Capitulo 03

Alaia Kendrick

​Un frío repentino me obligó a contraer los músculos del cuerpo. Abrí los ojos con lentitud, sintiéndome completamente desorientada. Las luces de la habitación eran sumamente tenues y tardé unos segundos en procesar las imágenes borrosas que me rodeaban. Con la mano temblorosa, busqué mis lentes sobre la superficie más cercana y me los acomodé en el puente de la nariz. La realidad me golpeó como un balde de agua helada. No estaba en mi habitación. Estaba acostada en el gran sofá de cuero negro de una oficina desconocida y lujosa. De inmediato, una pesada tela oscura se deslizó por mis hombros; me di cuenta de que el saco de vestir de aquel hombre me estaba tapando, protegiéndome de la baja temperatura del aire acondicionado.

​Mis ojos se desviaron de inmediato hacia el gran escritorio de roble. Sentado en su imponente silla de cuero, impecable y con una presencia que dominaba todo el espacio, estaba él. Alex. Sostenía un vaso de whisky entre sus dedos, moviendo el líquido ámbar con una lentitud exasperante mientras mantenía sus intensos ojos marrones clavados en mí, observando cada uno de mis movimientos como un depredador que vigila a su presa recién despierta.

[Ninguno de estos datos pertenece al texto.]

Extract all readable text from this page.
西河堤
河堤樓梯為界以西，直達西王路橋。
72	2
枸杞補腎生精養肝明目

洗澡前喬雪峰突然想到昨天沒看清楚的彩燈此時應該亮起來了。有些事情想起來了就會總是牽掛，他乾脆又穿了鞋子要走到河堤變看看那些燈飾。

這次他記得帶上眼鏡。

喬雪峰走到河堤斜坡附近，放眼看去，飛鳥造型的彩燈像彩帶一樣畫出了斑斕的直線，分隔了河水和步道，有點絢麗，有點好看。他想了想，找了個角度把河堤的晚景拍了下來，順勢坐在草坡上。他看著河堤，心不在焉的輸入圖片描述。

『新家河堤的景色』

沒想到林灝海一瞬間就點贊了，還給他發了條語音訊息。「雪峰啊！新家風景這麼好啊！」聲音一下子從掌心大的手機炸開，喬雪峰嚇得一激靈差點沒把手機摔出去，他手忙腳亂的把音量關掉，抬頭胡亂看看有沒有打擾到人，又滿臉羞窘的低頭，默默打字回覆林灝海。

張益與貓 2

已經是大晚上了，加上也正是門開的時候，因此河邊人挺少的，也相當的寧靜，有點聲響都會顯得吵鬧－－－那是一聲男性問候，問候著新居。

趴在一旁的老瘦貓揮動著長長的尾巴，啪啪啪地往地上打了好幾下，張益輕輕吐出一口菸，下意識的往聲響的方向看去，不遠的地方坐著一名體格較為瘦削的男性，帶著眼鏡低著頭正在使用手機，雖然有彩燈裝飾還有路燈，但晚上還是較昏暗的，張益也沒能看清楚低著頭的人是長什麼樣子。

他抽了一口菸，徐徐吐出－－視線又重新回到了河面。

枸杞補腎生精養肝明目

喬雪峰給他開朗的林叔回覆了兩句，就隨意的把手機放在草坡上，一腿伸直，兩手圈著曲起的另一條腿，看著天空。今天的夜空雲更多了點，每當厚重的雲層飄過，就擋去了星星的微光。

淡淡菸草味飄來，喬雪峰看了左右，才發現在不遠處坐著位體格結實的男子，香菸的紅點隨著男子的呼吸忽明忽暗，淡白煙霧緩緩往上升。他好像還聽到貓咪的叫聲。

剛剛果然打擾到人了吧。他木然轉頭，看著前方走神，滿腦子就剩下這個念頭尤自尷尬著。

​—He conseguido algo de ropa para ti —dijo con esa voz gruesa, intimidante y varonil que me hizo vibrar el vientre. Con un leve movimiento de cabeza, señaló una bolsa de una boutique exclusiva que descansaba sobre una mesa auxiliar.

​No supe qué responder. El efecto del alcohol ya no formaba parte de mi cuerpo la embriaguez se había disipado por completo, dejándome únicamente con una cruda y abrumadora lucidez. Al intentar incorporarme en el sofá, un pinchazo agudo de dolor físico en mi entrepierna me hizo contener el aliento. Involuntariamente, mi mirada bajó hacia el suelo.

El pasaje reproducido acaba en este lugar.